The method of defining global parameters is described in Knowledge Base article 'Parameterizing Models in RFEM 6/RSTAB 9'. This article will show you how to optimize the defined parameters according to different aspects.
For that purpose, you must activate the add-on 'Optimization & Costs/CO2 Emission Estimation', as shown in Image 1. The first part of this add-on allows you to find suitable parameters for parameterized models and blocks via the artificial intelligence (AI) technique of particle swarm optimization (PSO) for compliance with common optimization criteria.
The above-mentioned article shows that the global parameters can be created using the 'Edit' menu. Two parameters have been defined to determine the position of the bracing element with respect to the upper and lower chords of the truss cell shown in Image 2.
Initially, the parameters were defined as values. To optimize them, you must change their definition type to 'Optimization' and define optimization parameters such as minimum and maximum values, increments, and steps (Image 3).
The optimization settings are accessible via the 'Calculate' menu. As shown in Image 4, the values to optimize are indeed the global parameters. The number of states depends on the number of steps that have been assigned in the optimization parameters.
For instance, 4 steps means that the optimization process ends in 5 states. Given the two variables, the number of optimization mutations is 25. In other words, the program changes the values of the two variables within the defined range; these combinations result in the calculation of 25 models with different geometry.

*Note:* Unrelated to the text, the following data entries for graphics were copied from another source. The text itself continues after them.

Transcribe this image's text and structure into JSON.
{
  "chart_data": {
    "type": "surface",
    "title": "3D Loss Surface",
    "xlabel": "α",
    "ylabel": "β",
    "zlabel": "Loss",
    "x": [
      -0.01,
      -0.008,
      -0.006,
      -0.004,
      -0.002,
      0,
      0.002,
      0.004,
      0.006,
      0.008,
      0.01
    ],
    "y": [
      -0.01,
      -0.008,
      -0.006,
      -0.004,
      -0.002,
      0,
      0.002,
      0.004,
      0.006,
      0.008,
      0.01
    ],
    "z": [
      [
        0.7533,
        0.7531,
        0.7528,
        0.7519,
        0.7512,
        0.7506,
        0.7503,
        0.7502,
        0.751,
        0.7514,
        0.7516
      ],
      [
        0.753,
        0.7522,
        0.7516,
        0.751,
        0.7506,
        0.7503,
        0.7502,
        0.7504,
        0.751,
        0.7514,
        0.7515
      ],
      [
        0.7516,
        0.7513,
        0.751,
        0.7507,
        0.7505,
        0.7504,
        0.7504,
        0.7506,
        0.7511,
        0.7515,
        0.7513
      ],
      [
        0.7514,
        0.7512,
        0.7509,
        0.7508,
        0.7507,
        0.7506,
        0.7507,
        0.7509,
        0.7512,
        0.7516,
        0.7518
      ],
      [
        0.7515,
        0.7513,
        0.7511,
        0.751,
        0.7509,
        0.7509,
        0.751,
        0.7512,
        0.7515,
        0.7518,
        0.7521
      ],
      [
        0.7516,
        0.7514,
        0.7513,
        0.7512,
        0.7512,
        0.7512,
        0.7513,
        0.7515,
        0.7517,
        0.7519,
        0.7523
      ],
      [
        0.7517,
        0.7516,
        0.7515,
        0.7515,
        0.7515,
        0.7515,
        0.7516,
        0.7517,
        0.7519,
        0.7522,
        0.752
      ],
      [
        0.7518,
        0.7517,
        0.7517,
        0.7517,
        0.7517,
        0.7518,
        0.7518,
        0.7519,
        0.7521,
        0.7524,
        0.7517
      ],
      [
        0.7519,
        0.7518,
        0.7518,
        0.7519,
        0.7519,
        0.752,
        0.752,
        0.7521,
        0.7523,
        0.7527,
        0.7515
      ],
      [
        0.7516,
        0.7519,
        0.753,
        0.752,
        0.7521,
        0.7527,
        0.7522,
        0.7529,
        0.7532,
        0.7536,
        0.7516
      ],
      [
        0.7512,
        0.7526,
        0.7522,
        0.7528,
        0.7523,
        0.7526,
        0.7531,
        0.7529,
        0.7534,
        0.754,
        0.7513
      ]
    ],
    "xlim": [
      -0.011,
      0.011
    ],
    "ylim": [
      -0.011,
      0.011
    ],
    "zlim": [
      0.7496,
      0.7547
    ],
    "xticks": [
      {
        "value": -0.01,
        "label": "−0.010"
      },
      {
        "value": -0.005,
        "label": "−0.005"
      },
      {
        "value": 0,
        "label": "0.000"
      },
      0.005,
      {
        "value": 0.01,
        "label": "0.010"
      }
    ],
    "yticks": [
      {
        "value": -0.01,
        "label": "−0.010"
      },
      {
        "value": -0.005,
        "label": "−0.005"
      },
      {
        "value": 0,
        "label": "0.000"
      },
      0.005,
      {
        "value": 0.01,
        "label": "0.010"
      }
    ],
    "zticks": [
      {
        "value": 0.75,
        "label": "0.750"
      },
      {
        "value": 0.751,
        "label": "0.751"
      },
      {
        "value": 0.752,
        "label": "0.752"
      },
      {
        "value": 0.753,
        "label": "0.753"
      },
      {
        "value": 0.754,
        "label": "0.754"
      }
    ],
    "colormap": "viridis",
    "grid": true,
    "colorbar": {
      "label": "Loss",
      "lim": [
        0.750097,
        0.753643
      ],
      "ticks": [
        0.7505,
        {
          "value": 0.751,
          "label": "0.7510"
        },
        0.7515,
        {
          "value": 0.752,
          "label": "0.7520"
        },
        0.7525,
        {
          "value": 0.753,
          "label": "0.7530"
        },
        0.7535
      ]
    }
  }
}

Since we are interested in finding the optimal geometry (that is, the position of the bracing element in this example), the optimization should be set as 'Active'. It may happen that there are many optimization mutations; therefore, you can define for yourself the best number of modeled mutations to be kept.
The term 'best' is related to what you select as a basis for the optimization. For instance, you can select optimization on minimum total weight, vectorial displacement, member or surface deformation, cost, or CO2 emissions.
Next, you can choose to calculate all mutations, and once the calculation has been initiated, the program will start displaying the results of all the individual mutations (Image 5).
However, more efficient optimization methods are also provided in the program (see Image 4). For instance, you can employ near-natural particle swarm optimization (PSO) with which the calculation is initiated with an optimization result from a random assignment of the parameters to be optimized; then new optimization results with varied parameter values are repeatedly determined.
Such results are based on experience from previously performed model mutations, until the specified number of possible mutations has been reached. In addition, you can use the batch processing method, which attempts to check all possible model mutations by randomly specifying the values for the optimization parameters until a predetermined number of possible model mutations has been reached.
All optimization methods provide a list of model mutations from the stored data at the end of the process, indicating the controlling optimization result and the corresponding value assignment of the optimization parameters (Image 6).
This list is organized in descending order and shows the assumed best solution at the top, where, with the determined value assignment, the optimization result is closest to the optimization criterion. Furthermore, once the analysis is complete, the program will adjust the value assignment to that of the optimal solution for the optimization parameters in the global parameter list.